From: Phil Jackson
Dear Mr. Cox,
I applaud the recent change in reporting requirements regarding executive compensation. From what I see and hear on TV, companies are already moving away from reportable perks and increasing salaries to offset them.
I'm not one who advocates big government. However, I do believe that changes to the way businesses operate only happen when there is a finacial incentive or the law mandates it. Along that vein, I hope you'll continue your efforts to rein in excessive executive compensation.

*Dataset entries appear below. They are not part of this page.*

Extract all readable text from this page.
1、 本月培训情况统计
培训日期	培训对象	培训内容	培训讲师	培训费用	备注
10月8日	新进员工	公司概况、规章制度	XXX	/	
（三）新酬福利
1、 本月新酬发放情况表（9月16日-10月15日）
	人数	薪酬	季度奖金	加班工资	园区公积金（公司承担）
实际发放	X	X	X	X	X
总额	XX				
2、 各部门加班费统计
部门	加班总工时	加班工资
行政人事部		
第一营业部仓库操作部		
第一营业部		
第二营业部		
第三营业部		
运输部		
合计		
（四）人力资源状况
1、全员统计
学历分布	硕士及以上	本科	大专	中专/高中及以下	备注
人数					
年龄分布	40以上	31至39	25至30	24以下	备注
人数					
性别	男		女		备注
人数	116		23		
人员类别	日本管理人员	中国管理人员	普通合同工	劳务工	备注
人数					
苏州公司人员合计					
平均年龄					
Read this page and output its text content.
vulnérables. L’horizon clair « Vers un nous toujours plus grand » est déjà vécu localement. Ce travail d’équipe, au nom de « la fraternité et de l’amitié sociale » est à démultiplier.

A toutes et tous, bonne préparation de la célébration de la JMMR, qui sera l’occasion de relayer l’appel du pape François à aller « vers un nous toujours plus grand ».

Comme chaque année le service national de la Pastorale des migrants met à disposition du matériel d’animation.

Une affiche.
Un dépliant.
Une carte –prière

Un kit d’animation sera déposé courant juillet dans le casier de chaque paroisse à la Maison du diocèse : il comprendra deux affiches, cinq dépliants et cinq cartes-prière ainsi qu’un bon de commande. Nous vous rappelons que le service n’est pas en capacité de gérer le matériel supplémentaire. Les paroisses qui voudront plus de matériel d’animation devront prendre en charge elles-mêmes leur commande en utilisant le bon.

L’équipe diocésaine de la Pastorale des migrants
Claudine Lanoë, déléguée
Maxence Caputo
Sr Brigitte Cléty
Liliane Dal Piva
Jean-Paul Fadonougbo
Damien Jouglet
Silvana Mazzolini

I realize that companies hiring top executives are in fact bidding against each other and this is a major contributor to compensation inflation. I don't have a problem with fair pay or performance based compensation. I do have a problem with excessive pay and "golden parachutes" for underperformers ala Home Depot. In that case, not only did Nardeli not do anything for shareholders while he was there but he managed to screw them when he left. This is wrong and robs shareholders of money that could be paid to them as dividends or reinvested to grow the business.
I realize that the Board of Directors approves compensation for their executives. Perhaps more regulation in this area is required to increase the number of non-company directors or require non-company directors to head the compensation committee. Whatever the case, shareholders need to be protected from excessive and unjustifiable pay packages.
While the Board of Directors is ultimately responsible for executive compensation. holding them accountable under the current method of electing them is impossible. The fact that it is called an election is a huge misnomer. When's the last time a nominated director was not elected? Your efforts in making these elections actual elections would be appreciated.
Please consider this an appeal for controlling executive compensation and looking out for the rights of us "little guys" that have virtually no say in the inner workings of large corporations.